Saturday, November 12, 2011

Back Story: Love Letters in the Sand

Here we go! The day after the local elections, the Obama attack ads have hit the airways full force, led by, of all people, Pat Boone. All of a sudden Boone is everywhere, not just in political ads, but in just about anything that might appeal to the AARP set. He is rapidly becoming the face of seniors in this country, right-wing Christian seniors, that is. And I used to like Pat Boone back in the fifties, when I was about twelve-years-old… I still like to grab the mike at karaoke parties to sing a wobbly version of “Love Letters in the Sand.” Well, maybe not anymore… Think of the symbolism, Boone sending us seniors these love letters that are full of promises that will vanish in the oncoming tide. It doesn’t get any better.

The attack ads, of course, are designed to frighten us with regard to what the right likes to call “Obama care.” They are pointed directly at Ohio and Senator Sherrod Brown. I met Brown when he was campaigning in Yellow Springs a few years ago. We had a few minutes to chat about other things than politics. I told him how I was a transplanted New Yorker and he talked about his daughter attending Columbia University. He seemed like a decent sort and I voted for him. As a Democrat, I would have voted for him anyway. Reasoning that as Ohio goes, so goes the nation, the right sees him as public enemy number one. It’s like my dog and the mailman.

I considered State Issue 2 on the Nov. 8 ballot to be a referendum on our current Governor’s policies in an even broader sense than just his dealings with labor unions. Most of us have mixed feelings about unions. But I see his efforts to limit collective bargaining for teachers as just a first step in his plan to get rid of public education altogether. Anything to save a buck..? Not really. Just another move in the direction of privatization; another way for the rich to get richer; another way to bolster his version of feudalism… I also see Kasich as aiming on the 2016 Presidential election. While not perfect, public education is the backbone of this country. It was heartening to see that voters rejected the Governor’s vision by a two-to-one margin. Undaunted, however, he is back on TV talking about revising his plan to make it more palatable to voters. "I hear you," he says. Who believes that?

State Issue 3 is, on its face, illegal, unconstitutional and ineffective. Imagine if states were free to opt out of any federal law they wanted to. What’s next, secession for Ohio? While I never had a personal chat with our President, I voted for him too.

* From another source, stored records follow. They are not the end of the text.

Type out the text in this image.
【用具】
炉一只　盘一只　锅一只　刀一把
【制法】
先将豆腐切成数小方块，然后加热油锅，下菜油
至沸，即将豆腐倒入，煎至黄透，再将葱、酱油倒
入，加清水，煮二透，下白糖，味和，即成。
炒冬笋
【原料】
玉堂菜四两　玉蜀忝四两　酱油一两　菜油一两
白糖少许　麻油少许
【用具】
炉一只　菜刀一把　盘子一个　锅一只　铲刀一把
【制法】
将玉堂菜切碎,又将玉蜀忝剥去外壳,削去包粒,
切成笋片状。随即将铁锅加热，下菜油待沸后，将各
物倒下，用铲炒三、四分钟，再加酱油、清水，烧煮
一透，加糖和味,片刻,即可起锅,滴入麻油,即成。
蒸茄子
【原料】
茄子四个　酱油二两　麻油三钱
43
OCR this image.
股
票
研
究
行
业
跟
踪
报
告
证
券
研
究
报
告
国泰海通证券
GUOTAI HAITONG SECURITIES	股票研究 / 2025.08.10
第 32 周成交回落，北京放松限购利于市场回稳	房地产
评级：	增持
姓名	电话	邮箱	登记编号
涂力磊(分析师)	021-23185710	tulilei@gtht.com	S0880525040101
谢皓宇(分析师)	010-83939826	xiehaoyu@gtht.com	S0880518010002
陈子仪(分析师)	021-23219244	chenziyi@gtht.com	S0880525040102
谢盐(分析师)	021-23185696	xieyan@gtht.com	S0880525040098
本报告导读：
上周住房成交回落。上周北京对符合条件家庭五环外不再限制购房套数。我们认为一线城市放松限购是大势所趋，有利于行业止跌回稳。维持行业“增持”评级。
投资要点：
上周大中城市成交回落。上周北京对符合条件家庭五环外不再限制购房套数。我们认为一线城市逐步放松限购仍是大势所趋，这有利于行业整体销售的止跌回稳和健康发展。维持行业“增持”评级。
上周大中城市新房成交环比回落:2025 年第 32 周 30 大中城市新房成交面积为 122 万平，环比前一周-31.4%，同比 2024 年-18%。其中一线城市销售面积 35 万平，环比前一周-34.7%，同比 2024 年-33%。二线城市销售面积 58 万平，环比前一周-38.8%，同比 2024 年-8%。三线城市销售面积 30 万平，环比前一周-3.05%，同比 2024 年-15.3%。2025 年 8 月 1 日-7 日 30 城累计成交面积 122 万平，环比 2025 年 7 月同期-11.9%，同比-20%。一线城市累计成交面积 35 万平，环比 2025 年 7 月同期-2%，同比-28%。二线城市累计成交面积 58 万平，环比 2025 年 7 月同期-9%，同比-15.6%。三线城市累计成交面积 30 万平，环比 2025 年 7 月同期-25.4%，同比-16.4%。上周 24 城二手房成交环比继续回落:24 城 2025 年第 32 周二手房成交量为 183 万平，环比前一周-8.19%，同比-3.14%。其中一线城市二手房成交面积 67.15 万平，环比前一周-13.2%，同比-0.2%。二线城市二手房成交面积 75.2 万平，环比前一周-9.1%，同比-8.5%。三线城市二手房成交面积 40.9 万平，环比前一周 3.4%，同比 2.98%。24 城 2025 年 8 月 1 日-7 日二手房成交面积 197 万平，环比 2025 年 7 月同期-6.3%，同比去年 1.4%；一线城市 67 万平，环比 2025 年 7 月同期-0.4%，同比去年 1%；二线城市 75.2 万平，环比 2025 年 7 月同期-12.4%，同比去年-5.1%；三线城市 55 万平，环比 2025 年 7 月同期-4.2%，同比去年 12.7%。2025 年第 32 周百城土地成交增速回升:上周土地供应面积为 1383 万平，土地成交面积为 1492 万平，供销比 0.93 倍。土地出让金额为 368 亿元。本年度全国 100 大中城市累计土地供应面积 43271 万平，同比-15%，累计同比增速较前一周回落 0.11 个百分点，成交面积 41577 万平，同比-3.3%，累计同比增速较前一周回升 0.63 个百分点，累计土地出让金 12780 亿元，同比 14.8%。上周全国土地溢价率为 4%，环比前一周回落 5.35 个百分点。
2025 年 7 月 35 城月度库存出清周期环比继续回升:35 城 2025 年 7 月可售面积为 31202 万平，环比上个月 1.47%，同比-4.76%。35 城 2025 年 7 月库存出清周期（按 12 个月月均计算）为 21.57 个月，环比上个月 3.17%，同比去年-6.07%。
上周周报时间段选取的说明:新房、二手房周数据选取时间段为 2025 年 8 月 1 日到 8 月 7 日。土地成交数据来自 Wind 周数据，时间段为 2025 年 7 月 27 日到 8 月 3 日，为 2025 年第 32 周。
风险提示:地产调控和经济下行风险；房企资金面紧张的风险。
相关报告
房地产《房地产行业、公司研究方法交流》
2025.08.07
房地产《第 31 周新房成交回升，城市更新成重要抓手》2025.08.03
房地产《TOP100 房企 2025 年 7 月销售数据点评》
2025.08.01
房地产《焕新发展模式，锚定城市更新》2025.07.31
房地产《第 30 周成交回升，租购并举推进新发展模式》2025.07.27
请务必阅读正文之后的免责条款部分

I even contributed to his campaign. And, like many Obama supporters, I am disappointed in the results. I expect some campaign promises to be broken once a new President gets in office and has to deal with reality. Unfortunately, reality for Obama is a bunch of new Congressmen who have no intent to govern, but are there solely to resist him in anything he does, the purpose being to be sure he is only a one-term President. Some of it is racism, but most of it is just the classic battle between the left and the right, which seem to be farther apart than ever. And some of Obama’s failings, even beyond not knowing how to deal with such staunch opposition, are his own, like not being able to deal with the deficit that he inherited from eight years of Republican spending on wars without an exit strategy.

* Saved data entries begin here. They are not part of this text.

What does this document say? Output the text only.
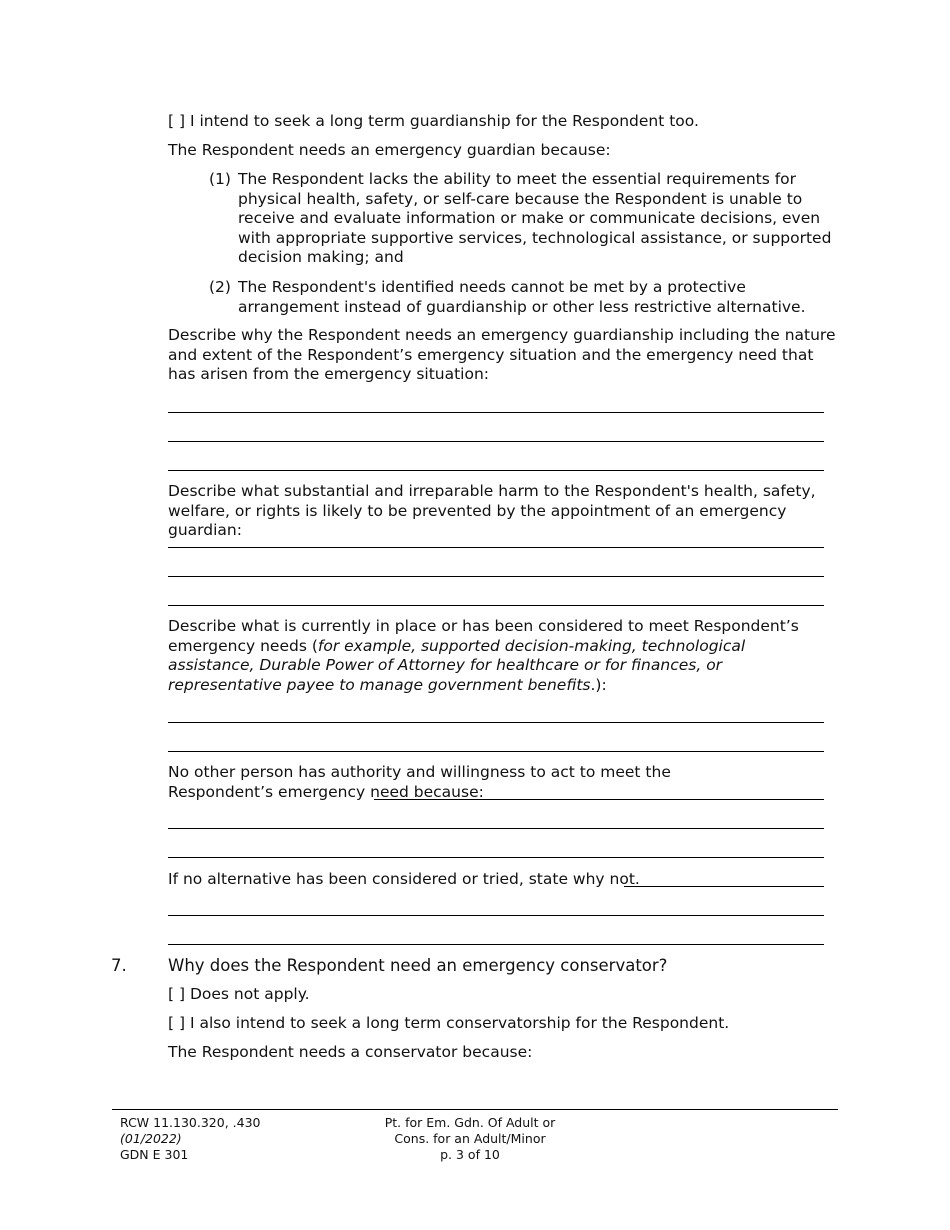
[ ] I intend to seek a long term guardianship for the Respondent too.
The Respondent needs an emergency guardian because:
(1) The Respondent lacks the ability to meet the essential requirements for physical health, safety, or self-care because the Respondent is unable to receive and evaluate information or make or communicate decisions, even with appropriate supportive services, technological assistance, or supported decision making; and
(2) The Respondent's identified needs cannot be met by a protective arrangement instead of guardianship or other less restrictive alternative.
Describe why the Respondent needs an emergency guardianship including the nature and extent of the Respondent’s emergency situation and the emergency need that has arisen from the emergency situation:
Describe what substantial and irreparable harm to the Respondent's health, safety, welfare, or rights is likely to be prevented by the appointment of an emergency guardian:
Describe what is currently in place or has been considered to meet Respondent’s emergency needs (for example, supported decision-making, technological assistance, Durable Power of Attorney for healthcare or for finances, or representative payee to manage government benefits.):
No other person has authority and willingness to act to meet the Respondent’s emergency need because:
If no alternative has been considered or tried, state why not.
7.	Why does the Respondent need an emergency conservator?
[ ] Does not apply.
[ ] I also intend to seek a long term conservatorship for the Respondent.
The Respondent needs a conservator because:
RCW 11.130.320, .430
(01/2022)
GDN E 301
Pt. for Em. Gdn. Of Adult or
Cons. for an Adult/Minor
p. 3 of 10
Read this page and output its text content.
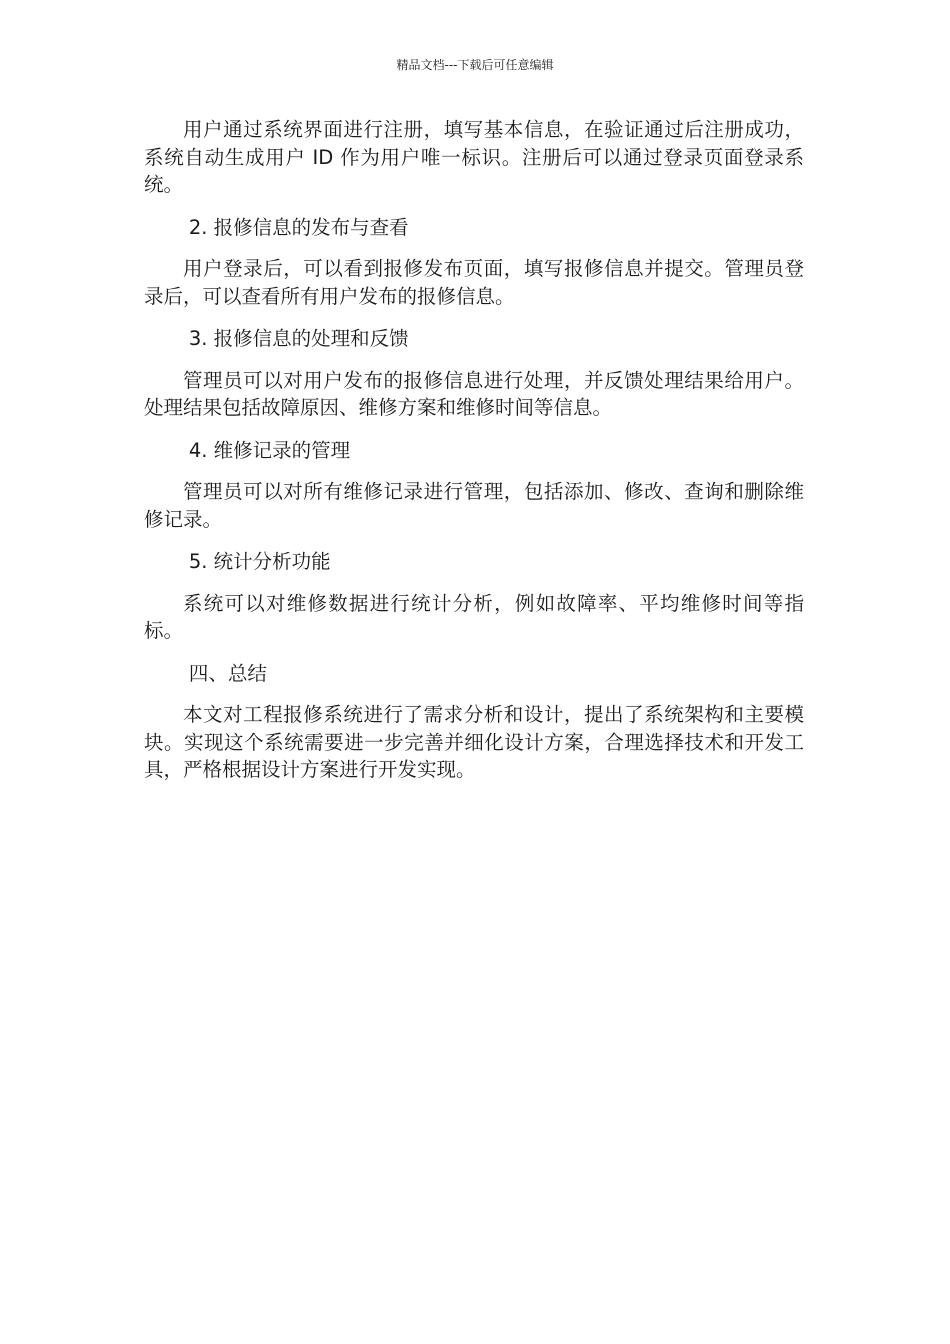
精品文档---下载后可任意编辑

用户通过系统界面进行注册，填写基本信息，在验证通过后注册成功，系统自动生成用户 ID 作为用户唯一标识。注册后可以通过登录页面登录系统。

2. 报修信息的发布与查看

用户登录后，可以看到报修发布页面，填写报修信息并提交。管理员登录后，可以查看所有用户发布的报修信息。

3. 报修信息的处理和反馈

管理员可以对用户发布的报修信息进行处理，并反馈处理结果给用户。处理结果包括故障原因、维修方案和维修时间等信息。

4. 维修记录的管理

管理员可以对所有维修记录进行管理，包括添加、修改、查询和删除维修记录。

5. 统计分析功能

系统可以对维修数据进行统计分析，例如故障率、平均维修时间等指标。

四、总结

本文对工程报修系统进行了需求分析和设计，提出了系统架构和主要模块。实现这个系统需要进一步完善并细化设计方案，合理选择技术和开发工具，严格根据设计方案进行开发实现。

Issue 3 was a referendum on that part of Obama’s healthcare law that requires all people to have health insurance coverage, even to the extent that they will have to purchase it themselves, if they have no other source. That’s a far cry from the single-payer system candidate Obama promised and sounds just about as unconstitutional as the state referendum to opt out of it. Of course, Issue 3 won by an overwhelming margin. Americans, me included, don’t like the Federal Government telling us how to spend our money. But now the right is going to claim it as an even broader referendum on our President’s policies. What are the taxpayers left with? Most likely a big legal bill when the U.S. Attorney General sues in Federal Court to have it thrown out.

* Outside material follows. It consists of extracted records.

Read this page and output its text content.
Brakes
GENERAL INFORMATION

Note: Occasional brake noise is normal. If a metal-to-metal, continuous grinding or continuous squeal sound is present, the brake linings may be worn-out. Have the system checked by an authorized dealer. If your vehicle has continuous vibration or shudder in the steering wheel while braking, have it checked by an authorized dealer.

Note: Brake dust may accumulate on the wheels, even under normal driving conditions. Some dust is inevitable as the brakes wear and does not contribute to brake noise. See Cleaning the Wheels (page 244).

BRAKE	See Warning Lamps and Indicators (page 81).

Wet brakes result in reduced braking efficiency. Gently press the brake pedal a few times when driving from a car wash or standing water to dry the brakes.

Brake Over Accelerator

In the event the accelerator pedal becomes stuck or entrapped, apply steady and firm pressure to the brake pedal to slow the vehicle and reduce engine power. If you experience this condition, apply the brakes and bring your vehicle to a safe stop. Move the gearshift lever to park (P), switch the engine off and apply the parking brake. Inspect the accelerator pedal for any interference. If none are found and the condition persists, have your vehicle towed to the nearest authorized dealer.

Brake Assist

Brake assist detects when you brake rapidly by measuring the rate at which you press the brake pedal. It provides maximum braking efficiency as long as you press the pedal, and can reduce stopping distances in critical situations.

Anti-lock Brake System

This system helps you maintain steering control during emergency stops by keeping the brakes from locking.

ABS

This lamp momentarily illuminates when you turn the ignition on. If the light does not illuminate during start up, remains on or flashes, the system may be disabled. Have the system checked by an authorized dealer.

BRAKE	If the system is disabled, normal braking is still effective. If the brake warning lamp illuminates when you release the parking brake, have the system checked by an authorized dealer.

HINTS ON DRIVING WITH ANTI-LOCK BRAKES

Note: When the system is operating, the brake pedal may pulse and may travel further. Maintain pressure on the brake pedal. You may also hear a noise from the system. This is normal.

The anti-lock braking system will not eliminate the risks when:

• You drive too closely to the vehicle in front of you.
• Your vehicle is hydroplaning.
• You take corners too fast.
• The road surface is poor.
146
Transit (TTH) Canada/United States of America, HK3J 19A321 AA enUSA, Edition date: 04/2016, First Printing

“On a day like today, we passed the time away, writing love letters in the sand.”

3 comments:

Les Groby said...

This is no doubt the most boring piece I've ever read from you. Banal partisan boilerplate. I've come to expect better from you. When you started on Pat Boone, I was expecting some kind of observation on racism.

Yvonne said...

Pat Boone and many on the left ARE racist. I find it funny that the Koch Brothers are funding their "own" black candidate....sort of like, "see, the Republicans aren't racist." No, but your candidate has NO INTEGRITY AT ALL!
As for me, as disappointed as I am in Obama and his lack of backbone, there's NO WAY I would vote for any of their losers. Not a one has any sort of honor and/or thinks about the common man. If 2012 goes to the Republicans, we're SUNK.

Kay Reimers said...

When did Pat Boone become so interested in Ohio? Last time I heard he lived in Palm Springs. Do he and his golf buddies sit around the clubhouse sipping ice tea and debate how Xenia can keep their schools running? I suspect Mr Boone is being paid to read a name off a script and wouldn't know Senator Brown if he ran over him with his golf cart.